Drew: I find the diagram fascinating because it highlights every theorist in safety. Rasmussen is no exception to this. They pick and choose from other fields what they're going to bring in. Rasmussen has, on this diagram, showed that naturalistic decision making is the epitome or the very latest in decision research, which I think lots of other people in decision research would strongly question. There are lots of competing ideas that are still alive and well, and developing.

Then in management theories, he goes straight into Wyck and learning organizations and says, anything else is just like scientific management and Taylorism. No, there are lots of other management science out there that's not Taylorist, but it's still not Wyck. In occupational safety, he's got risk homeostasis as his pinnacle of the field, which is a bit of a shortfall in the critical thinking there.

David: I don't know what the human sciences literature landscape looked like in the early 90s. I do think the idea of safety as a transdisciplinary science and needing to have descriptive models in terms of how real organizations work is pretty consistent with what we spoke about in our manifesto for reality-based safety science, which we spoke about in episode 20, I think. I think he's saying, give us some models that reflect the real world, understand social theory, human sciences trends. But again, it served the purpose of his arguments quite well.

Drew: Yes. I would agree with the bit that I would put as a takeaway for our listeners, particularly listeners who are doing PhDs or things like that, is this is a constant project. Twenty-five years ago, Rasmussen went out to these other fields and said, this is where the other fields are at the moment and this is what our safety and my ideas are consistent with them. But someone doing the same work today needs to go back out to all of those same fields, not to say, okay, these are the ones that Rasmussen brought in.

That's what we found. These single authors from other fields get quoted again and again in safety far more than they are within their own fields, because someone like Rasmussen happened to read them, was a big fan, and brought them in. The rest of us need to do our homework as well.

David: Great point. All right, practical takeaways. I’m going to start. This paper is nearly 25 years old. There are some fairly clear explanations and logic laid out about adjustments that should be made in our pursuit of safety that I'm not sure have found their way entirely into industry and organizations yet, so drawing on these insights across other disciplines as well. This is well worth a read and in reflection. 

For those who spend a lot of time with some contemporary safety theories, you'll see a lot of the parallels. You just might find some new ways of framing some of those ideas in ways that help.

Drew: I think there are a couple of places where they can definitely help us directly. Obviously, given that he's talking about accident models, one of the big things in our investigations is recognize that it's not helpful either to get hung up on individual things that happened at the particular time and place of the accident, or to get hung up on just broad brush statements like there was pressure, but to look for, what are the particular pressures that are in placed across our organization? What are the mechanisms that are helping people adapt to those locally? And how can we improve that dynamic management given that the pressure is inevitable, the mistakes are inevitable? That's the world we live in. Not much in pointing that out in the accident report. Instead, look at you. How do we cope with being in that world?

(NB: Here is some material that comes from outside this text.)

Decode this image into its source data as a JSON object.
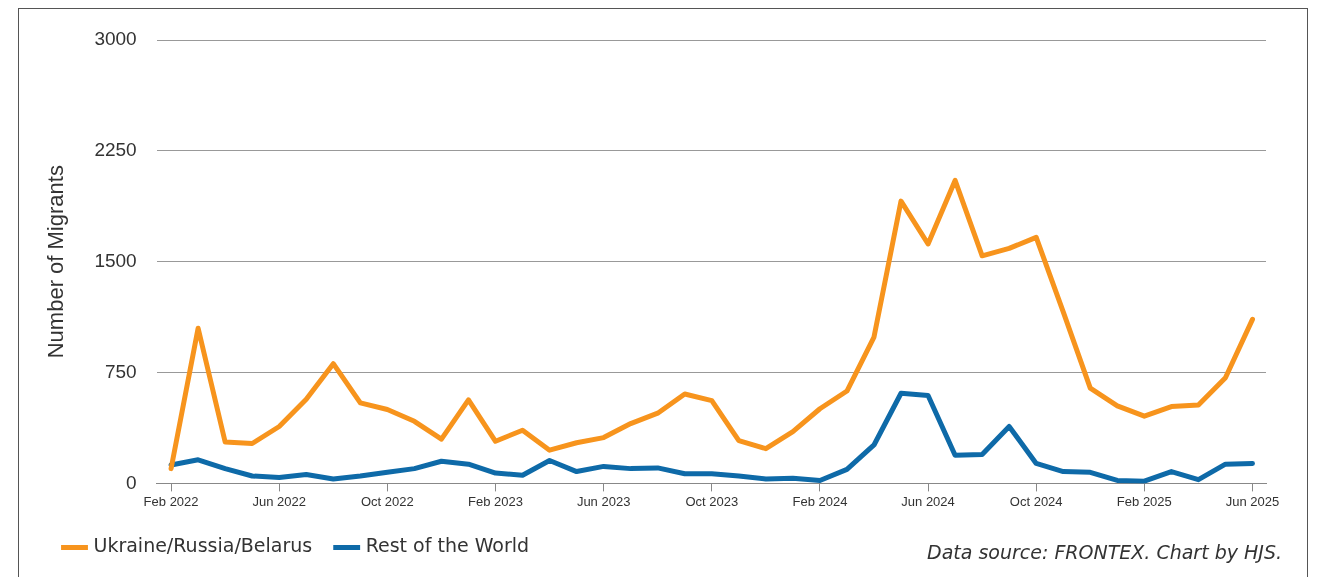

David: This idea of context driving behavior or what Rasmussen said, here is behavior-shaping factors. When we're talking about a lot with human organizational performance, we think about it in terms of just incident reports, so just understanding that if we should ask the question of what failed, not who failed, but this idea of behavior-shaping factors is really important to think about in how we understand everyday work, looking at different everyday works situations, looking for the presence or the absence of different behavior-shaping factors, pushing away from safety, pushing towards safety. I think you could do a lot with what Rasmussen lays out in this paper, and how you actually go and explore normal work in your organization to try to understand what those value structures, constraints, and conditions are in the type of work that you do.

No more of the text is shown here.